Maru Yubeshi with hatcho miso and walnuts recipe (八丁味噌柚餅子と胡桃の作り方)

  • Japanese sarashi cloth (晒し) or muslin cloth
  • String
  • 5 medium sized yuzu
  • 100g of hatcho miso (八丁味噌)
  • 100g of white miso (白味噌)
  • 50g of Okinawa black sugar or normal brown sugar
  • 20g of white sugar
  • 15g of mirin
  • 45g of yuzu juice (from the flesh of the yuzu above)
  • 30g Walnuts
  • A dash of sansho pepper (optional)
  1. Wash the yuzu fruit and wipe dry.
  2. Using a sharp knife, cup the top off the yuzu as though to make a bowl with a lid. 
  3. Using a wooden spoon, scrape out the flesh and seeds of the yuzu from the fruit to make a hollowed out yuzu skin “bowl” and then as gently as possible, remove as much of the pith from the inner walls of the bowl. A wooden spoon is much better compared to a metal one as it has a lower chance of breaking a hole in the skin. If the walls of the skin are broken, the filling will leak out during the steaming. 
  4. Scrape out the pith from underneath the lid of the bowl as well (the top of the yuzu fruit).

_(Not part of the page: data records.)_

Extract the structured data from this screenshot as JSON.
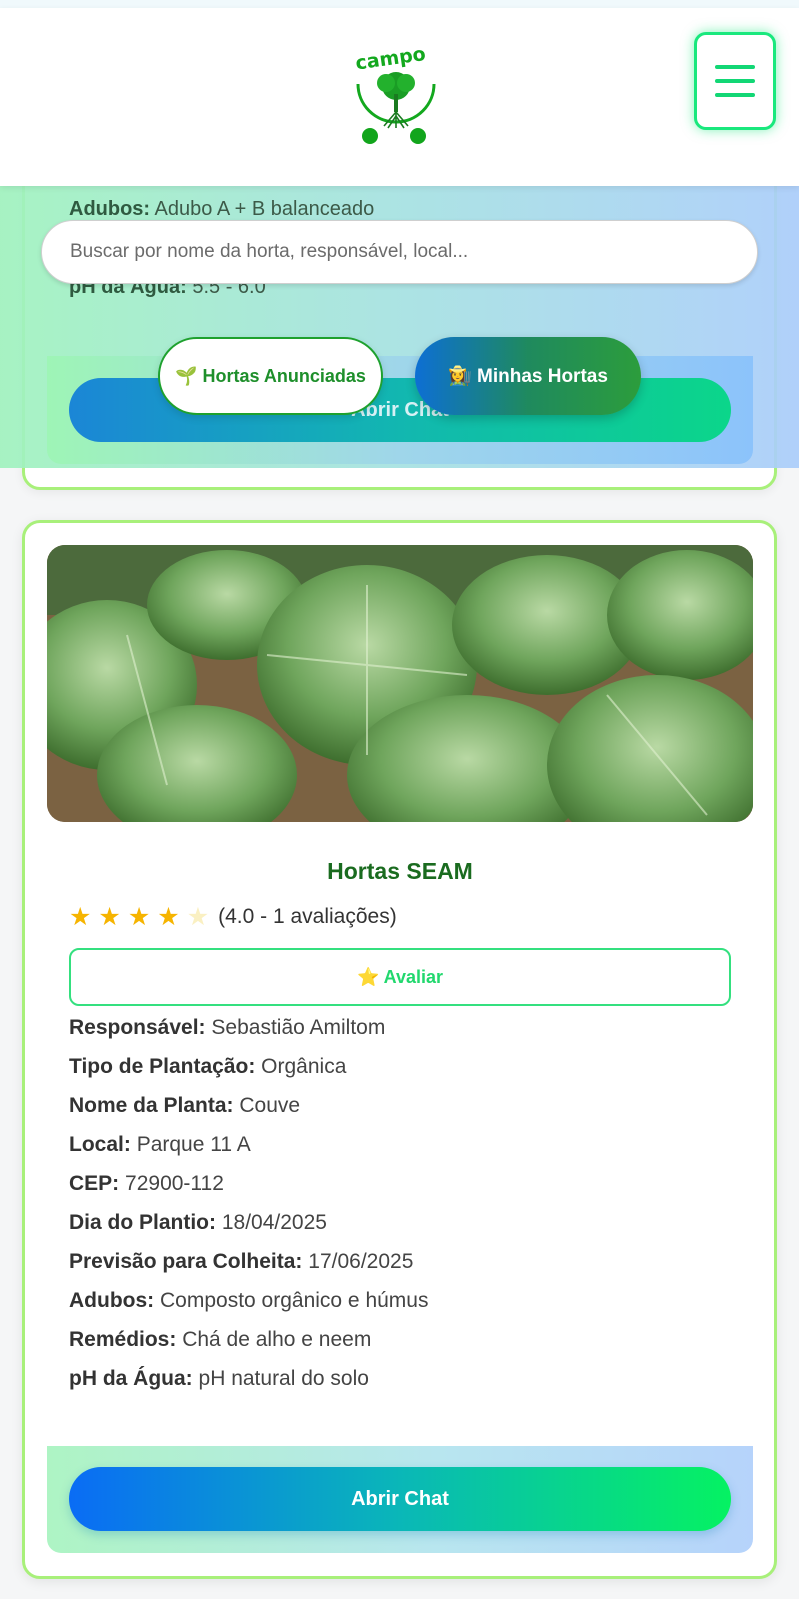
{
  "header": {
    "logo_text": "campo",
    "menu_icon": "hamburger-menu-icon"
  },
  "previous_card": {
    "adubos_label": "Adubos:",
    "adubos_value": "Adubo A + B balanceado",
    "ph_label": "pH da Água:",
    "ph_value": "5.5 - 6.0",
    "chat_label": "Abrir Chat"
  },
  "search": {
    "placeholder": "Buscar por nome da horta, responsável, local..."
  },
  "filters": {
    "anunciadas_label": "🌱 Hortas Anunciadas",
    "minhas_label": "👩‍🌾 Minhas Hortas"
  },
  "card": {
    "image_icon": "cabbage-photo",
    "title": "Hortas SEAM",
    "rating_value": 4.0,
    "rating_text": "(4.0 - 1 avaliações)",
    "avaliar_label": "⭐ Avaliar",
    "info": [
      {
        "label": "Responsável:",
        "value": "Sebastião Amiltom"
      },
      {
        "label": "Tipo de Plantação:",
        "value": "Orgânica"
      },
      {
        "label": "Nome da Planta:",
        "value": "Couve"
      },
      {
        "label": "Local:",
        "value": "Parque 11 A"
      },
      {
        "label": "CEP:",
        "value": "72900-112"
      },
      {
        "label": "Dia do Plantio:",
        "value": "18/04/2025"
      },
      {
        "label": "Previsão para Colheita:",
        "value": "17/06/2025"
      },
      {
        "label": "Adubos:",
        "value": "Composto orgânico e húmus"
      },
      {
        "label": "Remédios:",
        "value": "Chá de alho e neem"
      },
      {
        "label": "pH da Água:",
        "value": "pH natural do solo"
      }
    ],
    "chat_label": "Abrir Chat"
  },
  "colors": {
    "accent_green": "#19e87d",
    "title_green": "#1a6b1f",
    "star_gold": "#f6b400"
  }
}
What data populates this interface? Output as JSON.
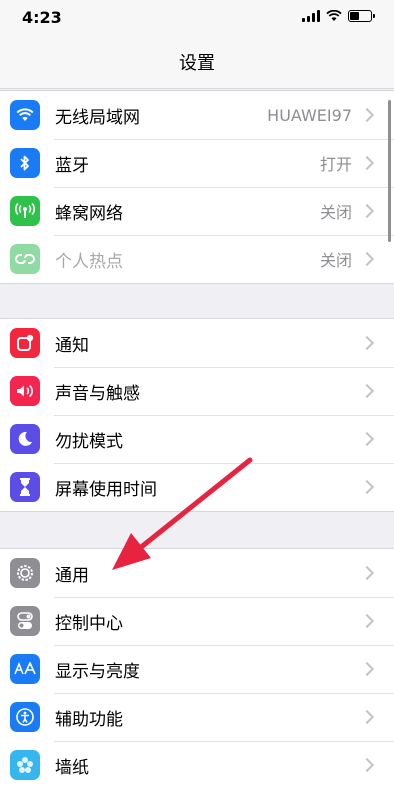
{
  "status": {
    "time": "4:23"
  },
  "nav": {
    "title": "设置"
  },
  "colors": {
    "red_arrow": "#e8233f"
  },
  "groups": [
    {
      "items": [
        {
          "label": "无线局域网",
          "value": "HUAWEI97",
          "icon": "wifi-icon",
          "color": "#1a7cf5"
        },
        {
          "label": "蓝牙",
          "value": "打开",
          "icon": "bluetooth-icon",
          "color": "#1a7cf5"
        },
        {
          "label": "蜂窝网络",
          "value": "关闭",
          "icon": "cellular-icon",
          "color": "#2fc24a"
        },
        {
          "label": "个人热点",
          "value": "关闭",
          "icon": "hotspot-icon",
          "color": "#8fdba3"
        }
      ]
    },
    {
      "items": [
        {
          "label": "通知",
          "value": "",
          "icon": "notification-icon",
          "color": "#f4263d"
        },
        {
          "label": "声音与触感",
          "value": "",
          "icon": "sound-icon",
          "color": "#f4264f"
        },
        {
          "label": "勿扰模式",
          "value": "",
          "icon": "moon-icon",
          "color": "#5a4ee6"
        },
        {
          "label": "屏幕使用时间",
          "value": "",
          "icon": "hourglass-icon",
          "color": "#5a4ee6"
        }
      ]
    },
    {
      "items": [
        {
          "label": "通用",
          "value": "",
          "icon": "gear-icon",
          "color": "#8e8e93"
        },
        {
          "label": "控制中心",
          "value": "",
          "icon": "toggles-icon",
          "color": "#8e8e93"
        },
        {
          "label": "显示与亮度",
          "value": "",
          "icon": "display-icon",
          "color": "#1a7cf5"
        },
        {
          "label": "辅助功能",
          "value": "",
          "icon": "accessibility-icon",
          "color": "#1a7cf5"
        },
        {
          "label": "墙纸",
          "value": "",
          "icon": "wallpaper-icon",
          "color": "#35b6ef"
        }
      ]
    }
  ]
}
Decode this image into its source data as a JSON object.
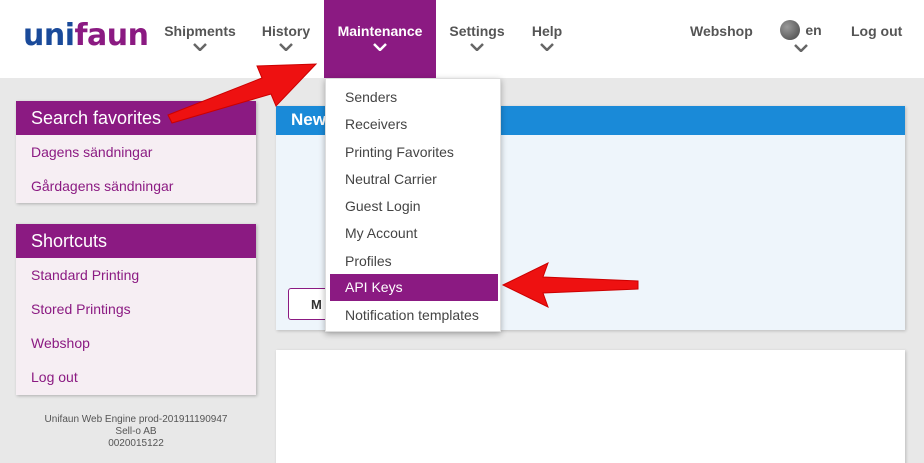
{
  "logo": {
    "part1": "uni",
    "part2": "faun"
  },
  "colors": {
    "brand": "#8b1a82",
    "logo_blue": "#1a4a9a",
    "accent_blue": "#1a8ad8",
    "arrow": "#ee1111"
  },
  "nav": {
    "items": [
      {
        "label": "Shipments"
      },
      {
        "label": "History"
      },
      {
        "label": "Maintenance"
      },
      {
        "label": "Settings"
      },
      {
        "label": "Help"
      }
    ],
    "webshop": "Webshop",
    "language": "en",
    "logout": "Log out"
  },
  "maintenance_menu": [
    "Senders",
    "Receivers",
    "Printing Favorites",
    "Neutral Carrier",
    "Guest Login",
    "My Account",
    "Profiles",
    "API Keys",
    "Notification templates"
  ],
  "search_favorites": {
    "title": "Search favorites",
    "items": [
      "Dagens sändningar",
      "Gårdagens sändningar"
    ]
  },
  "shortcuts": {
    "title": "Shortcuts",
    "items": [
      "Standard Printing",
      "Stored Printings",
      "Webshop",
      "Log out"
    ]
  },
  "footer": {
    "version": "Unifaun Web Engine prod-201911190947",
    "company": "Sell-o AB",
    "number": "0020015122"
  },
  "main_card": {
    "title": "New",
    "button_label": "M"
  }
}
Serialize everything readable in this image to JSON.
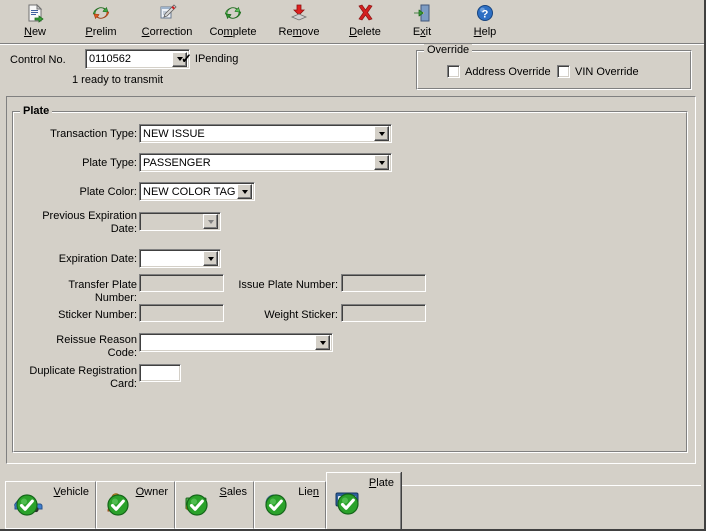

  5. Reserve both the lid and bowl as a pair. 
  6. Squeeze the skinless yuzu fruit to extract 45ml of juice. 
  7. Roast the walnuts in the oven at 180°C for 5 to 7 minutes.
  8. Add the 2 miso, the 2 types of sugar and the mirin into a saucepan and cook for 10 to 15 minutes over low heat, whisking constantly to combine the mixture and let it thicken. (You can just stir it a little more if you rather not use a whisk).
  9. Take it off the heat and stir in the yuzu juice to cool it down and add a dash of sansho pepper if you fancy.
  10. When filling the yuzu, I add a little filling, press in some walnuts, and then add in more filling. Alternatively, you can chop up the walnuts and add them to the filling. I personally prefer big chunks of walnuts in my yubeshi.
  11. Fill each yuzu 3 quarters of the way full and cover carefully with the top lid. The yuzu will shrink as you steam it, squeezing the filling all the way to the top, sealing the lid to the bowl. If you fill the yuzu up too much, the miso will spill over. 
  12. Steam a smaller sized yuzu for 25 minutes but if your yuzu is the size of an orange, I’d recommend steaming for at least 30 minutes. Once steamed, the yuzu should be softer and slightly spongy. 
  13. Once steamed, allow to cool on a rack for 1 hour. If any of the filling spills out, you can simply wipe it away. If you filled the yuzu with too little filling, remove the lid to make sure that no steaming liquid has accumulated inside the yuzu. If it has, simply pour it out before pressing the lid back on top before it fully cools down. 
  14. Wrap the now steamed yuzu in muslin cloth and tie with a string. Allow to hang by the window for a month but remember to protect them from rain by bringing them inside. You can also hang them inside if you live in a very dry country in a location with good air-circulation.
  15. When you wrap them and hang them, remember to keep them as straightly upright as possible so that liquid from the filling does not drip out and stain the wrapping cloth, which might allow mold to start growing on the outer wrapping and spread into the yubeshi.
  16. After hanging for one month, check on a single yubeshi by unwrapping it and cutting off a thin slice with a sharp knife. The skin of the yuzu should be dark brown in colour and slightly chewy but edible. If the texture of the inner filling is to your liking, unwrap the other yubeshi, check for mold growth, before storing in an airtight container. If kept in a clean environment, they should keep for a year at room temperature and even longer in the refrigerator.
  17. If you want the texture to be less moist and sticky and then flavour more concentrate, allow it to hang for longer at your own judgement. Remember to check for mold growth when harvesting. 
The white miso (白味噌) used in this recipe.


A final note just to re-emphasise, the use of hatcho miso in yubeshi is not unheard of but slightly unconventional, so you might find the product slightly too savoury and bitter to your liking. I personally quite like it but if you can predict that you might not, I recommend substituting it out with red miso.